The whole thing was such fun! And hard work! I had callouses on my fingers and thumbs from the unforgiving plastic, and Audrey’s fingers were sorely pricked, and it was still wonderful.
It was more than fun, though. It brought together women and men from different congregations – people of different faiths, and of no professed faith came together to create an offering to God.
The vestments were presented to Trinity Cathedral as part of that congregation’s acknowledgement of our responsibilities to our Creator and creation, as an act of repentance for our abuse, neglect and sheer carelessness of the gift within which we live, as an act of praise for the variety and inventiveness of creation and the gift of creativity, and as an offering. “All things come of thee, and of thine own have we given thee” (1 Ch 29:14)
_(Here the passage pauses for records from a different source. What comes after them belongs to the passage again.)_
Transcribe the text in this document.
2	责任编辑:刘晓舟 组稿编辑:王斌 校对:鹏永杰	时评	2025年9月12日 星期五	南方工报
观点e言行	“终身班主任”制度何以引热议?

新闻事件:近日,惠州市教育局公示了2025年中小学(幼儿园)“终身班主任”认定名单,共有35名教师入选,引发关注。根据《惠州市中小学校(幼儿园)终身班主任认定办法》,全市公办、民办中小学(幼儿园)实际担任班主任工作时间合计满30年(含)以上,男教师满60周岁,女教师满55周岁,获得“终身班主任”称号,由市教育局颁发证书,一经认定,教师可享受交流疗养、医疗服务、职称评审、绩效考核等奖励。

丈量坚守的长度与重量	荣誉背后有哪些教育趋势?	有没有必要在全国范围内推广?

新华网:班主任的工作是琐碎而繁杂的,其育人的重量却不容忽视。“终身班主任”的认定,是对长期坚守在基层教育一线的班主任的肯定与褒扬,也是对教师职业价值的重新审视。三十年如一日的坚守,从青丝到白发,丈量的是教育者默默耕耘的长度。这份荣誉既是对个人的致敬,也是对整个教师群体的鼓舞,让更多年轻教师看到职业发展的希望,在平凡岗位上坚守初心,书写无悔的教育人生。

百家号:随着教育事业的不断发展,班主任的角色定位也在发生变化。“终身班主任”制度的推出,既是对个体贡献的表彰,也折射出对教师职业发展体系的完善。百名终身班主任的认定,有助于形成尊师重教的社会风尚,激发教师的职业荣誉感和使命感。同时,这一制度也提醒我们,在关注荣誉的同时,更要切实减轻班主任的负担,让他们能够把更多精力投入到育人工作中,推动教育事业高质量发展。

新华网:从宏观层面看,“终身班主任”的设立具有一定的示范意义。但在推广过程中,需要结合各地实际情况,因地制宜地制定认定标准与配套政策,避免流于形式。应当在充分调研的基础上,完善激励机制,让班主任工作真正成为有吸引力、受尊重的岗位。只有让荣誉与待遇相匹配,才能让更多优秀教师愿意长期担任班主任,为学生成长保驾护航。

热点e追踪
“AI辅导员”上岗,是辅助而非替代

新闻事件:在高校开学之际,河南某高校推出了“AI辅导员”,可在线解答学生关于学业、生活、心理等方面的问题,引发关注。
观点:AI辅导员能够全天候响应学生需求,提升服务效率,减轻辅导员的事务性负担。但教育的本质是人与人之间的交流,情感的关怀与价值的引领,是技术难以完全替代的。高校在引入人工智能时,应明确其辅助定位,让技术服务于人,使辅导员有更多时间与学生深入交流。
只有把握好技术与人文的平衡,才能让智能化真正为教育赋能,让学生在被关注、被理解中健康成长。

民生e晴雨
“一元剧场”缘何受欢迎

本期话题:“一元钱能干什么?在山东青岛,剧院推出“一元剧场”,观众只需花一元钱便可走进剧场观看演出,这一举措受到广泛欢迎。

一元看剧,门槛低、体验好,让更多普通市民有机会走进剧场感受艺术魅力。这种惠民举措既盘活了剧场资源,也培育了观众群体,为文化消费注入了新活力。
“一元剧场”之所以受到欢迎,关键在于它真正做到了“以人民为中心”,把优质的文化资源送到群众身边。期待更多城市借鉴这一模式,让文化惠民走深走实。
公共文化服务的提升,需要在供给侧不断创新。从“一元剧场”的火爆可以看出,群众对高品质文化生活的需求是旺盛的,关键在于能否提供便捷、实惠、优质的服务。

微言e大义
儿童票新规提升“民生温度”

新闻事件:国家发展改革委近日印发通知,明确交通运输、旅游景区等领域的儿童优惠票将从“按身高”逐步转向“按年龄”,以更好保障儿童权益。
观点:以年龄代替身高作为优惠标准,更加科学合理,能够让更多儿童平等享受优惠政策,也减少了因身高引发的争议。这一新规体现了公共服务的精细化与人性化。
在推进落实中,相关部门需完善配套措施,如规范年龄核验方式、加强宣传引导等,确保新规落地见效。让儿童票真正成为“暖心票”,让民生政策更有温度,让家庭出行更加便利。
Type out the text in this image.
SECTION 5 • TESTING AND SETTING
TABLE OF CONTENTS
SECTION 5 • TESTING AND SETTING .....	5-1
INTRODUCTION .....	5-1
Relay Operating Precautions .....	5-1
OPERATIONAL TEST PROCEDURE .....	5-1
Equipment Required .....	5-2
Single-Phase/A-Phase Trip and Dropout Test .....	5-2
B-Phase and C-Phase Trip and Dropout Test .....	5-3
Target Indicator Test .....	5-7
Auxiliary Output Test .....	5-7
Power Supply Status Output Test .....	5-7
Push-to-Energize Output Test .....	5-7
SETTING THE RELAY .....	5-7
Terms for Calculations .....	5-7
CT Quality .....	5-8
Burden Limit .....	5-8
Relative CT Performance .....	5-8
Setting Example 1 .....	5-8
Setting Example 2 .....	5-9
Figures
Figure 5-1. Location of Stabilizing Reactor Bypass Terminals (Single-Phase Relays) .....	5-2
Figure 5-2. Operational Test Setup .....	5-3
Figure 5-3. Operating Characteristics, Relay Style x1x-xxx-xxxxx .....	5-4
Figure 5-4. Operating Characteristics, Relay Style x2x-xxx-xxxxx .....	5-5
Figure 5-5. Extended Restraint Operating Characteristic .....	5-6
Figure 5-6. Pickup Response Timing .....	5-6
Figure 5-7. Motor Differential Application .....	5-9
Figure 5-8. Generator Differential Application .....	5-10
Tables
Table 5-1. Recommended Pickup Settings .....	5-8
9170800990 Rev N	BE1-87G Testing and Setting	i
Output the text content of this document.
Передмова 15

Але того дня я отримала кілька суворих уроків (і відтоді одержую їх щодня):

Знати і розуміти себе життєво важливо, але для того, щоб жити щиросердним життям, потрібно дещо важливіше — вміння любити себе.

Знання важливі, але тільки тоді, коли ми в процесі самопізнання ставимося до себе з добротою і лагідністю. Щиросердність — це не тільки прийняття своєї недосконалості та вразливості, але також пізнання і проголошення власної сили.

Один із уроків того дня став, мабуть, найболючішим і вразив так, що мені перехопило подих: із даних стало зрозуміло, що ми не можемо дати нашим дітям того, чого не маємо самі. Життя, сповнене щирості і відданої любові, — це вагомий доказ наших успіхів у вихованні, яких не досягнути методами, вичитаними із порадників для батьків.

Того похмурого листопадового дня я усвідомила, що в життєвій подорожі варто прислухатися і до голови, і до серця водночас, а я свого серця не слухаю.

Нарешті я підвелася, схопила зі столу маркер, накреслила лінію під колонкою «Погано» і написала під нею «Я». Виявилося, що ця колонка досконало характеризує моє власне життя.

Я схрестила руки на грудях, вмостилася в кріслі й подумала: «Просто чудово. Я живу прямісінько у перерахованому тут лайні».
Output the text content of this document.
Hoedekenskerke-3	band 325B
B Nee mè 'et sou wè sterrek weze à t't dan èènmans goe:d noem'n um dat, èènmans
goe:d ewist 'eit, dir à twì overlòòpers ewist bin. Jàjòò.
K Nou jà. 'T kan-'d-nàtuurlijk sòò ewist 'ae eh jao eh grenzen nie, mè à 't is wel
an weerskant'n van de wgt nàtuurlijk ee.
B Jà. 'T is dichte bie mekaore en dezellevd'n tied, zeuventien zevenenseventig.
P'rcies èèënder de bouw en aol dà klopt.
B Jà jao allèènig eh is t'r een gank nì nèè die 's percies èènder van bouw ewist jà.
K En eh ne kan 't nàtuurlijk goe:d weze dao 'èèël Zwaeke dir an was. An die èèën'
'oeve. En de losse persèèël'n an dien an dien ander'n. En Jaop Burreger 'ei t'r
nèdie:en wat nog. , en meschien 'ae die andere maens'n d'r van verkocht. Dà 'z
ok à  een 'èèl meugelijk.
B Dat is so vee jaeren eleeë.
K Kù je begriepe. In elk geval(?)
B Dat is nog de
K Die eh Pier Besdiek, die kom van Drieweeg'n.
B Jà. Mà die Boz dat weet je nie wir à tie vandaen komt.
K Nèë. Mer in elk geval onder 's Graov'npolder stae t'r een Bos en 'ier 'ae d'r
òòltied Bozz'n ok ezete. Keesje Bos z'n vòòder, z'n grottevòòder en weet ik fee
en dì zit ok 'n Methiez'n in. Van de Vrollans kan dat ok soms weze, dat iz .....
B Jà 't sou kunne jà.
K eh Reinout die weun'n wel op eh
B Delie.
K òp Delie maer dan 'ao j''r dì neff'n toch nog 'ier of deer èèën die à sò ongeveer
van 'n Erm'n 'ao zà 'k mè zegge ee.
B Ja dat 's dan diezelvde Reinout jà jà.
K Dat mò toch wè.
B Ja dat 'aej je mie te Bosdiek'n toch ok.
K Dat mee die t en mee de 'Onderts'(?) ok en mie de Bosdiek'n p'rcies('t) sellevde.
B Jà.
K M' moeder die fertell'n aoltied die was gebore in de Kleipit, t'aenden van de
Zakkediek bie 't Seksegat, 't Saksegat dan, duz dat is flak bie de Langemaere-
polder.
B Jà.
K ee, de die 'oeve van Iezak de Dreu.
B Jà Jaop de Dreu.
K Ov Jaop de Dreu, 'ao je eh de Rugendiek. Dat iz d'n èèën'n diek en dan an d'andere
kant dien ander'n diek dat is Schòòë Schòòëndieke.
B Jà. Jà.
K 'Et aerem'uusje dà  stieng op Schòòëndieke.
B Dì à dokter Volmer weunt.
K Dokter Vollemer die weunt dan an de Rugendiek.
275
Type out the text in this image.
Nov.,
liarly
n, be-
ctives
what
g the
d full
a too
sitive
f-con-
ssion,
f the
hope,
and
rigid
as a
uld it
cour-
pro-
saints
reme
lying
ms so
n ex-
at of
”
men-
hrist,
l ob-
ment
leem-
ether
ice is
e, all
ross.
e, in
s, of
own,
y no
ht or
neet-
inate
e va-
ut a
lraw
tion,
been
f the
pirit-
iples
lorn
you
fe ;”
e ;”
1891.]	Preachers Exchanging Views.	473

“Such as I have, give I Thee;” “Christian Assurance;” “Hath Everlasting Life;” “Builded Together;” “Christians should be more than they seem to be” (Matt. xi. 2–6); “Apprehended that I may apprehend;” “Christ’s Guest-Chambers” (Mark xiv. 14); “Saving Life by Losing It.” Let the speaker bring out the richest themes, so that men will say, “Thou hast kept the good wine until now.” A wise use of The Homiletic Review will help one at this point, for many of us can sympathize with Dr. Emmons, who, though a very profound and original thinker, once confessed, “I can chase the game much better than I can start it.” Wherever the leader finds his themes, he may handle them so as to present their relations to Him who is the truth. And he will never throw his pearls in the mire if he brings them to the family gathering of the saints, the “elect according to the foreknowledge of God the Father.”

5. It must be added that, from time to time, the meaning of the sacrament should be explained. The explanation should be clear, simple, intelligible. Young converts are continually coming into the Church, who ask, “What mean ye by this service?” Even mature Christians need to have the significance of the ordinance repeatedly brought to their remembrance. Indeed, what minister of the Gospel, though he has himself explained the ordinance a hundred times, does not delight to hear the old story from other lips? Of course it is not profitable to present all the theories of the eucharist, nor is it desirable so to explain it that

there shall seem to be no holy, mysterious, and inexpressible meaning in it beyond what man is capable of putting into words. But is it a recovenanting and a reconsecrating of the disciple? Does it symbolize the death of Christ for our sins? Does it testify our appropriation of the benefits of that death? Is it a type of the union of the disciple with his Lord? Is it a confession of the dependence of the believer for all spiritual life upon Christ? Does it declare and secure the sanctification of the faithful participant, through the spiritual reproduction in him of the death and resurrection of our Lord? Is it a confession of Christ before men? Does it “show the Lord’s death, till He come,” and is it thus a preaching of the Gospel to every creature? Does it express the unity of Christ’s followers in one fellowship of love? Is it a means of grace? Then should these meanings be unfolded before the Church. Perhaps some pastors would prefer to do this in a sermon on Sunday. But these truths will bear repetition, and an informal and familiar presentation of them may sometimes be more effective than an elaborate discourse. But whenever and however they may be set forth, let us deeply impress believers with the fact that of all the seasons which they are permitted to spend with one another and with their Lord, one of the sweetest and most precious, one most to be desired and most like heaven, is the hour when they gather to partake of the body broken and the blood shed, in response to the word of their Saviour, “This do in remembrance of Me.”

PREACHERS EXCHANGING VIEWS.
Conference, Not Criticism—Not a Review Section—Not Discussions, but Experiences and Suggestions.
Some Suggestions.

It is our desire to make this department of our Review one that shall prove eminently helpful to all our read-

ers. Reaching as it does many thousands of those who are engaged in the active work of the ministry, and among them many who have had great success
You can see more photos of the finished product in Trinity Cathedral’s facebook album at http://www.facebook.com/media/set/?set=a.10150233208990692.365841.49984935691
To make your own recycled plastic stole, cut about 30 grocery bags into 1/2 inch strips and link together. Using this as “yarn,” cast on 20 stitches (11 needles work well; adjust to your own preference). Knit in linen stitch (which sits nice and flat) for 50″. Hold stitches on a spare needle or stitch holder. Knit another strip the same way. To join, decrease each strip by one stitch per row, mirroring the shaping, so that you achieve a mitred point. Cast off the last stitch on each strip and sew the strips together.